Katie held it enticingly out of reach. “After you’re all dried off, little Belle. Then we’ll read a story.”
It worked. Effortlessly—and without the waterworks this time—Jack pulled the baby from the bath. Katie helped him bundle her into a towel to dry off, then took over with a miniature soft brush to style Belle’s hair. Within minutes, his tiny cousin was diapered and dressed in her candy-cane-print pajamas with her favorite blanket in hand.
“I can’t believe that worked,” he said.
Sitting on the sofa now with Belle in her lap and the Bunny book in hand, Katie shrugged.
“Bait and switch. It’s what the designers always do to me, whenever I feel like I’ve finally got my wardrobe all set. I think it’s good to go, completely classic, ready to wear. I’m happy.” She gestured toward the lightweight sweater and jeans she’d changed into, post-bath. “Just as happy as Belle was in that tub.”

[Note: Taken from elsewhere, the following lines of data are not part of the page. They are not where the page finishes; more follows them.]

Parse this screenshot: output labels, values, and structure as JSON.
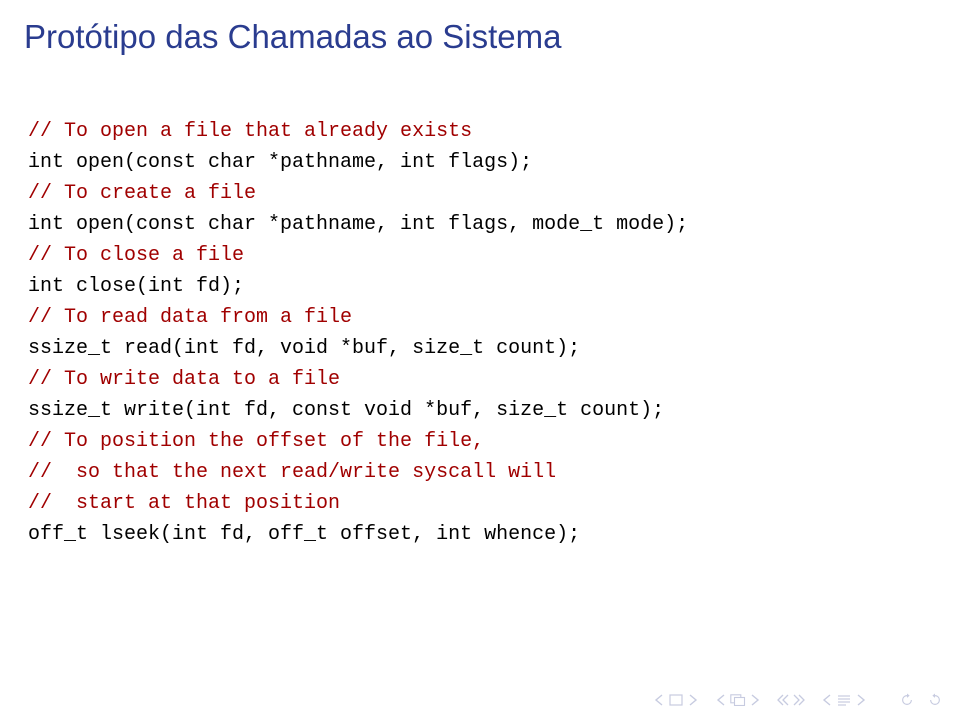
{
  "title": "Protótipo das Chamadas ao Sistema",
  "code": {
    "lines": [
      {
        "t": "comment",
        "v": "// To open a file that already exists"
      },
      {
        "t": "code",
        "v": "int open(const char *pathname, int flags);"
      },
      {
        "t": "comment",
        "v": "// To create a file"
      },
      {
        "t": "code",
        "v": "int open(const char *pathname, int flags, mode_t mode);"
      },
      {
        "t": "comment",
        "v": "// To close a file"
      },
      {
        "t": "code",
        "v": "int close(int fd);"
      },
      {
        "t": "comment",
        "v": "// To read data from a file"
      },
      {
        "t": "code",
        "v": "ssize_t read(int fd, void *buf, size_t count);"
      },
      {
        "t": "comment",
        "v": "// To write data to a file"
      },
      {
        "t": "code",
        "v": "ssize_t write(int fd, const void *buf, size_t count);"
      },
      {
        "t": "comment",
        "v": "// To position the offset of the file,"
      },
      {
        "t": "comment",
        "v": "//  so that the next read/write syscall will"
      },
      {
        "t": "comment",
        "v": "//  start at that position"
      },
      {
        "t": "code",
        "v": "off_t lseek(int fd, off_t offset, int whence);"
      }
    ]
  },
  "nav": {
    "color_faded": "#c7cbe0",
    "color_dark": "#9aa2c8"
  }
}
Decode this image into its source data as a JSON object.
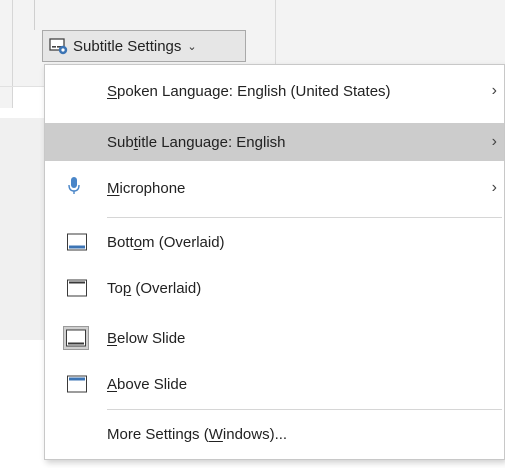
{
  "button": {
    "label": "Subtitle Settings",
    "chevron": "⌄",
    "icon": "subtitle-settings-icon"
  },
  "menu": {
    "items": [
      {
        "pre": "",
        "ul": "S",
        "post": "poken Language: English (United States)",
        "arrow": "›"
      },
      {
        "pre": "Sub",
        "ul": "t",
        "post": "itle Language: English",
        "arrow": "›",
        "highlighted": true
      },
      {
        "pre": "",
        "ul": "M",
        "post": "icrophone",
        "arrow": "›",
        "icon": "microphone-icon"
      },
      {
        "pre": "Bott",
        "ul": "o",
        "post": "m (Overlaid)",
        "icon": "position-bottom-icon"
      },
      {
        "pre": "To",
        "ul": "p",
        "post": " (Overlaid)",
        "icon": "position-top-icon"
      },
      {
        "pre": "",
        "ul": "B",
        "post": "elow Slide",
        "icon": "position-below-icon",
        "selected": true
      },
      {
        "pre": "",
        "ul": "A",
        "post": "bove Slide",
        "icon": "position-above-icon"
      },
      {
        "pre": "More Settings (",
        "ul": "W",
        "post": "indows)..."
      }
    ]
  },
  "colors": {
    "highlight": "#cccccc",
    "accent": "#3c74b4",
    "mic": "#4a86c8"
  }
}
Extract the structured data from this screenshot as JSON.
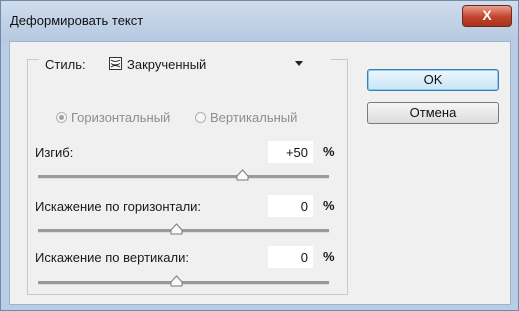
{
  "window": {
    "title": "Деформировать текст",
    "close_glyph": "X"
  },
  "style": {
    "label": "Стиль:",
    "value": "Закрученный",
    "icon": "warp-twist-icon"
  },
  "orientation": {
    "horizontal": "Горизонтальный",
    "vertical": "Вертикальный",
    "selected": "horizontal"
  },
  "bend": {
    "label": "Изгиб:",
    "value": "+50",
    "unit": "%",
    "level": 50
  },
  "hdist": {
    "label": "Искажение по горизонтали:",
    "value": "0",
    "unit": "%",
    "level": 0
  },
  "vdist": {
    "label": "Искажение по вертикали:",
    "value": "0",
    "unit": "%",
    "level": 0
  },
  "buttons": {
    "ok": "OK",
    "cancel": "Отмена"
  }
}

Ahh. So that was the connection.
“And then they trot out new designs, totally different from last season’s,” she continued. “And no matter how satisfied I was with what I had, I’ve just got to have them.”

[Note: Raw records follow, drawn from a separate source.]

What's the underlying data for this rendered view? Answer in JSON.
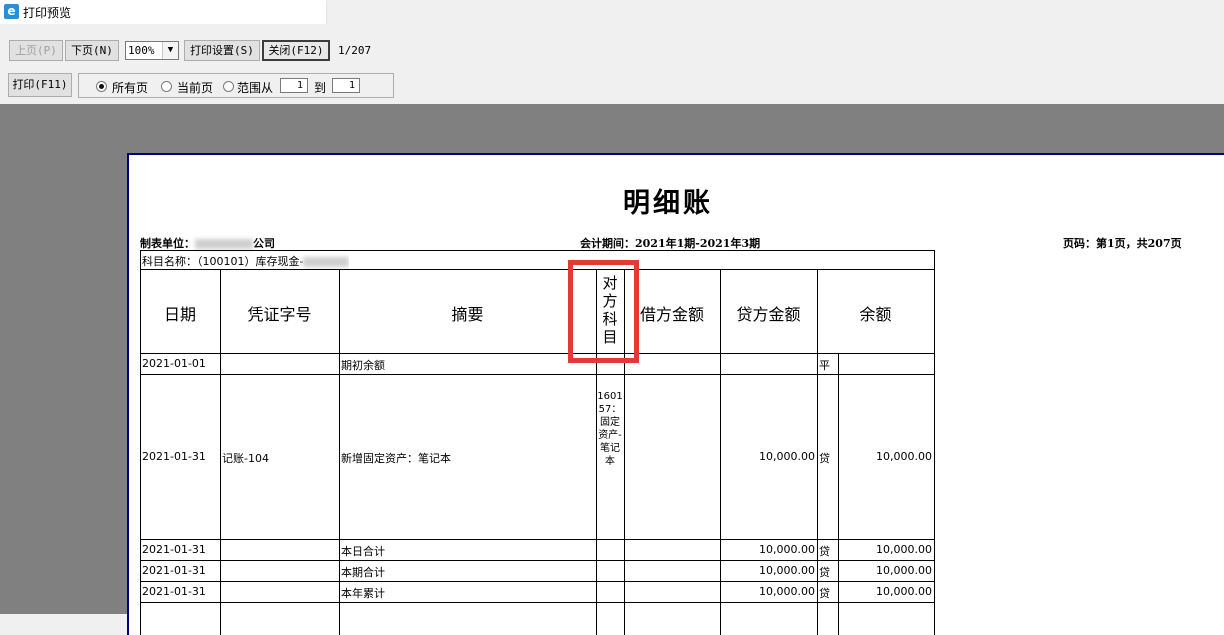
{
  "window": {
    "title": "打印预览",
    "icon": "ie-icon"
  },
  "toolbar": {
    "prev_label": "上页(P)",
    "next_label": "下页(N)",
    "zoom_value": "100%",
    "print_settings_label": "打印设置(S)",
    "close_label": "关闭(F12)",
    "page_indicator": "1/207",
    "print_label": "打印(F11)",
    "range": {
      "all_pages": "所有页",
      "current_page": "当前页",
      "range_from": "范围从",
      "from_value": "1",
      "to_label": "到",
      "to_value": "1",
      "selected": "all_pages"
    }
  },
  "report": {
    "title": "明细账",
    "unit_label": "制表单位：",
    "unit_suffix": "公司",
    "period": "会计期间：2021年1期-2021年3期",
    "page_info": "页码：第1页，共207页",
    "subject_label": "科目名称：（100101）库存现金-",
    "headers": {
      "date": "日期",
      "voucher": "凭证字号",
      "summary": "摘要",
      "counter_account": "对方科目",
      "debit": "借方金额",
      "credit": "贷方金额",
      "balance": "余额"
    },
    "rows": [
      {
        "date": "2021-01-01",
        "voucher": "",
        "summary": "期初余额",
        "counter": "",
        "debit": "",
        "credit": "",
        "direction": "平",
        "balance": ""
      },
      {
        "date": "2021-01-31",
        "voucher": "记账-104",
        "summary": "新增固定资产：笔记本",
        "counter": "160157：固定资产-笔记本",
        "debit": "",
        "credit": "10,000.00",
        "direction": "贷",
        "balance": "10,000.00"
      },
      {
        "date": "2021-01-31",
        "voucher": "",
        "summary": "本日合计",
        "counter": "",
        "debit": "",
        "credit": "10,000.00",
        "direction": "贷",
        "balance": "10,000.00"
      },
      {
        "date": "2021-01-31",
        "voucher": "",
        "summary": "本期合计",
        "counter": "",
        "debit": "",
        "credit": "10,000.00",
        "direction": "贷",
        "balance": "10,000.00"
      },
      {
        "date": "2021-01-31",
        "voucher": "",
        "summary": "本年累计",
        "counter": "",
        "debit": "",
        "credit": "10,000.00",
        "direction": "贷",
        "balance": "10,000.00"
      }
    ]
  },
  "colors": {
    "highlight": "#e53935",
    "page_border": "#000080",
    "preview_bg": "#808080"
  }
}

“Maybe.” The intricacies of designers—and how they related to babies in bathtubs—were beyond hi
m. “But let’s face it. You bribed Belle into getting out of the tub.”

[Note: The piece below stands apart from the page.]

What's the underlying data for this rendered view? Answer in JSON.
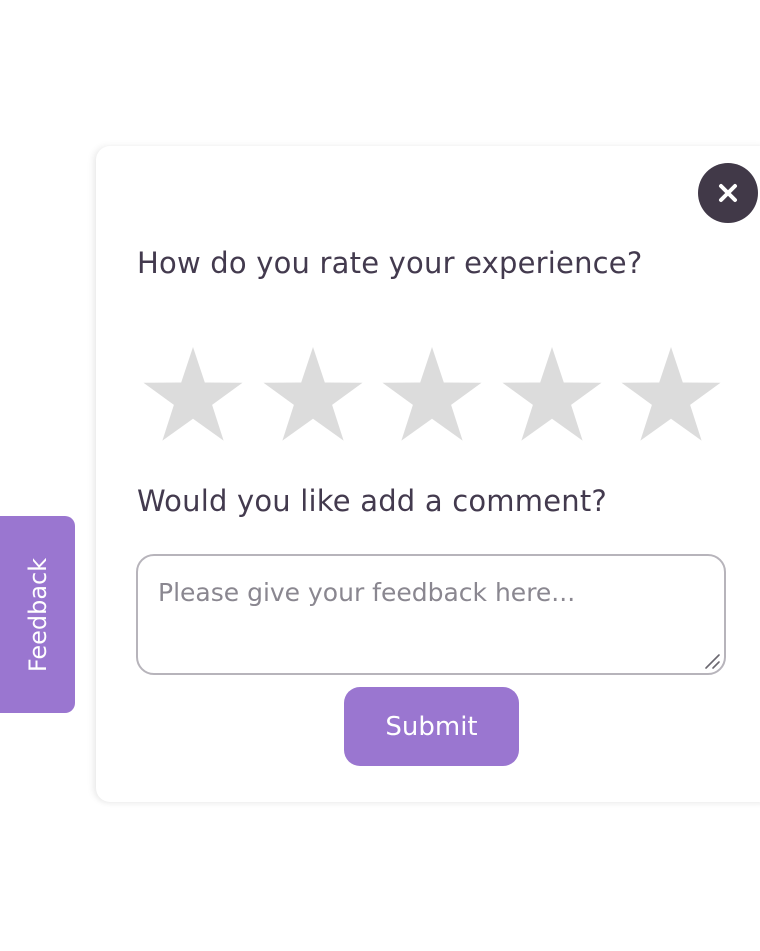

Katie made a dismissive sound. “Exactly what would you call a miniskirt revival after a season of below-the-knee lengths? Hmmm?”
He scrunched his forehead, thinking. “A leg man’s lucky day?”
She rolled her eyes and opened the book. “Spoken like a true male. You wouldn’t know fashion if it bit you.”
“It can do that?” Feigning horror, Jack headed for a smashed-pea-cleansing shower. “In that case, I’m never getting dressed again.”
“I should be so lucky.”
He stopped. Looked over his shoulder. Raised his brows.
Katie waved her free hand. “Kidding, Mr. Nudist Wannabe. Your bodacious unbitten booty is safe with me.”
Jack nodded and continued on his way. His thoughts, however, stayed with Katie…and all she’d said. Because while her official stance might be “safe,” she was gradually veering toward “dangerous.” He could tell.
Because so was he.
All of a sudden, he couldn’t wait to find out what happened when they got there.
Jack emerged after his shower with damp, finger-combed dark hair, a fresh shave, and killer abs that teased Katie for the briefest moment while he pulled on a clean T-shirt. Wearing it along with bare feet and a pair of casual cotton drawstring pants that rode low on his hips, he came toward the sofa. Upon spotting Belle on Katie’s lap, though, he stopped.
“Is she asleep?” he asked, looking hopeful.
Katie nodded. “I think so. I’m afraid to move and risk waking her up.”
The baby felt sweetly heavy in her arms, trusting and relaxed. The Pat The Bunny book lay on the sofa beside them, abandoned after much patting (of course) and giggling.
“Also,” Katie added, “my left arm is asleep. It feels like it belongs to someone else. Someone in another time zone.”
Jack grinned. At the sight, she felt her middle turn an excited somersault. In the dim room, with Belle peacefully settled, Katie suddenly felt all-too aware of her impending aloneness with him…and of her complete lack of a strategy to deal with it. She needed one, too (a susceptibility to charming, incredible-ab-endowed, joke-telling men was her only real weakness).